Las formas, amigo mío
Desconozco los protocolos parlamentarios, pero no llego a comprender qué es lo que hay que negociar o intercambiar en una situación como esta
Hay que tener mucho cuajo para soportar en estos días de pandemia una presencia pública. Así lo pienso cuando cada día escucho a Fernando Simón y a Salvador Illa, los dos hombres que han asumido la difícil tarea de comunicar a la población el drama y de indicar unas normas de actuación que eran inéditas y traumáticas para las personas más desamparadas. Me parece admirable que los dos hayan encajado brutales campañas de descrédito sin perder las formas. Aunque solo sea por esa actitud tan infrecuente brillan en un país en el que el más tonto aprovecha la ocasión para convertirse en virólogo. Amigos a los que aprecio y de los que esperaba una opinión más razonada se entregan a teorizar sobre el desastre español como si fuéramos el único país en el que la percepción del virus iba cambiando según los científicos lo conocían mejor y como si toda la responsabilidad correspondiera al Gobierno.
Pero, sí, hay un desastre español. Ese desastre no hay que atribuírselo a las personas que ejercían la responsabilidad de una comunicación difícil e impopular, porque nos conminaban a soportar un encierro para el que no hemos nacido; tampoco a una sanidad que aunque esquilmada y saturada, ha hecho frente, poniendo la vida de sus trabajadores en riesgo, a una tragedia que le sobrepasaba. El comportamiento de la población está siendo, en general, irreprochable, aunque haya mucho aprendiz de filósofo achacando esa actitud responsable a una docilidad beatuna. El desastre proviene, cómo no, de una clase política incapaz de entender el momento excepcional que atravesamos. Escribo desde una lógica ciudadana, desconozco los protocolos parlamentarios, pero no llego a comprender qué es lo que hay que negociar o intercambiar en una situación como esta. Imagino que no nos consideran maduros como para entender que apoyar a un Gobierno en la prolongación de un estado de alarma no significa comulgar con sus políticas, sino adoptar una posición común referida a la salud durante un tiempo limitado. Ellos son los que se mueven en el lodazal y su mierda nos salpica. Aspiran, nuestros representantes, a que Europa actúe solidariamente con los países más machacados, pero a su vez son incapaces de entender esa empatía a un nivel interno. ¿Qué se ha de negociar cuando estamos hablando de una urgencia sanitaria? ¿Se puede apelar al llamado “espíritu de la investidura”, como así llamaba poéticamente Rufián a los acuerdos de hace medio año, después de casi 29.000 muertos? ¿Qué es lo que tiene que pasar en España para que se aparquen durante un tiempo las diferencias de la misma manera que la población ha aplazado o abandonado planes y proyectos, incluso duelos? ¿En virtud de qué el ciudadano ha de portarse bien cuando asiste a este espectáculo de trapichería?
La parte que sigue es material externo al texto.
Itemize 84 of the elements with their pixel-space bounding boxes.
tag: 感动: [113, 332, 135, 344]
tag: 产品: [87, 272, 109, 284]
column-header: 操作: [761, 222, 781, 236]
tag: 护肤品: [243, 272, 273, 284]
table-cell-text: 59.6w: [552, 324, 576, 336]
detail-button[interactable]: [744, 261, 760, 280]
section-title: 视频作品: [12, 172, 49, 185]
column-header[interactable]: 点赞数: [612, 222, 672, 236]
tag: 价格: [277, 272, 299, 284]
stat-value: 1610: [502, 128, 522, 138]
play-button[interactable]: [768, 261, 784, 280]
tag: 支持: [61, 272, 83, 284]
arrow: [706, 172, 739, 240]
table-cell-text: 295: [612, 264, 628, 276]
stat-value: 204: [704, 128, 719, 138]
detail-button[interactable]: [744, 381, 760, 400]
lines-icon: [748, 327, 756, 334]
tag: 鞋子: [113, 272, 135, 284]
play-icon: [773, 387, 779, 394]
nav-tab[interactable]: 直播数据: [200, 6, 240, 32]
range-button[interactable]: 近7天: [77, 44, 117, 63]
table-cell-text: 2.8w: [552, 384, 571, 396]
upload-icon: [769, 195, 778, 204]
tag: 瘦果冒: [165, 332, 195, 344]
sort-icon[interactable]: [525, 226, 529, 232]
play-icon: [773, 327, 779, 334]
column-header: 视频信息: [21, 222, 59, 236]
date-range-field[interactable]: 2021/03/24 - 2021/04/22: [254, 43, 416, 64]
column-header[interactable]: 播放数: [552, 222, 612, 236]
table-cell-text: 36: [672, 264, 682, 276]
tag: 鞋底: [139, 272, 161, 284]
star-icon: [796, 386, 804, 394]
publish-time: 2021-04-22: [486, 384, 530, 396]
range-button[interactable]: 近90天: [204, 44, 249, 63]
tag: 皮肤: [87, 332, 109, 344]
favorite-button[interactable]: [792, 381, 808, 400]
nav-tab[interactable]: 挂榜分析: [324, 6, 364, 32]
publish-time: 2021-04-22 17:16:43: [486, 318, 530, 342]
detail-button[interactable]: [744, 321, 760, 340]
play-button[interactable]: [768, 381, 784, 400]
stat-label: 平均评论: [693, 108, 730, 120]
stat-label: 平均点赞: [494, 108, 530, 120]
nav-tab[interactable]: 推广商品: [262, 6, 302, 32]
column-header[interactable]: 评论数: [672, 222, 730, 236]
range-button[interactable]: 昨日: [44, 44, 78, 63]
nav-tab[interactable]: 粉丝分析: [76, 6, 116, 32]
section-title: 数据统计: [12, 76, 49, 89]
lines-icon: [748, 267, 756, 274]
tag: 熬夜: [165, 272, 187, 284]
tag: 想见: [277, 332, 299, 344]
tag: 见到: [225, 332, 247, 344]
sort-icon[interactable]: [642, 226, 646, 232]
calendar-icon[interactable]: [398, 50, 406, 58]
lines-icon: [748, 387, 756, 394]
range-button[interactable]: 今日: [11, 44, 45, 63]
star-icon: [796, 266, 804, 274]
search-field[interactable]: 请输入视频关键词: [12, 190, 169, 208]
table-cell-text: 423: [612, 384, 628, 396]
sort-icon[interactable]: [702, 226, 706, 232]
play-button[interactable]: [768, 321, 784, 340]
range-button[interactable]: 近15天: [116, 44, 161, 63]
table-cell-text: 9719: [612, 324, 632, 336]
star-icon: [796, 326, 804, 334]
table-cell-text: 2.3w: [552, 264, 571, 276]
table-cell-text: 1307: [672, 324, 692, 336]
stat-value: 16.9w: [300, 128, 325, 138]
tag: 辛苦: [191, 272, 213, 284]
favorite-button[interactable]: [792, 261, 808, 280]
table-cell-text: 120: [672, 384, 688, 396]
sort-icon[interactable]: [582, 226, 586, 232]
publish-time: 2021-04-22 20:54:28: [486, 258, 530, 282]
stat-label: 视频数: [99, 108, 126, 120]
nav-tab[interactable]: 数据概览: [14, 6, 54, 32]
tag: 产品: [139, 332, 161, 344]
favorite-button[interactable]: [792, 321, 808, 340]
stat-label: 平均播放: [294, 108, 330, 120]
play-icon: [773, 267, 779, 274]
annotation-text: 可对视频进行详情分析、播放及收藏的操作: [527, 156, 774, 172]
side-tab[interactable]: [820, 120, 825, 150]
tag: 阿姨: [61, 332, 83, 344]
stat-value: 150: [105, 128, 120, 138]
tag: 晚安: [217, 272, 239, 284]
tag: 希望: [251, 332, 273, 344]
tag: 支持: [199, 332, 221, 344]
Empiezo a creer en la vieja idea de que hay algo en la esencia del ejercicio político en España que está equivocado de raíz. Detesto sumarme a ese pesimismo recurrente en el pensamiento español, pero lo que ha ido ocurriendo durante esta crisis, que por otra parte hiere a la humanidad en pleno, es desolador. Galdós, al que se reivindica ahora en virtud de su pensamiento progresista, advertía esa falta escandalosa de generosidad en aquellos que en gran manera deciden sobre el curso de nuestras vidas. Cuando leo las palabras que ahora cito me parece que han sido escritas para esta semana que hoy cerramos. No estaría de más que algunos las leyeran y les dedicaran unos minutos de reflexión: “No todo es oro acá, ni allá todo escoria, que en uno y otro montón abundan el precioso metal y las materias viles. No debemos despreciar, tratándose de la política, las formas, amigo mío, las socorridas formas, necesarias en este arte más quizás que en ningún otro; formas pido a los hombres en lo que escriben, en lo que decretan, en lo que hacen; formas en el trato político como en el social, y sin formas las ideas más bellas y fecundas resultan enormes tonterías”.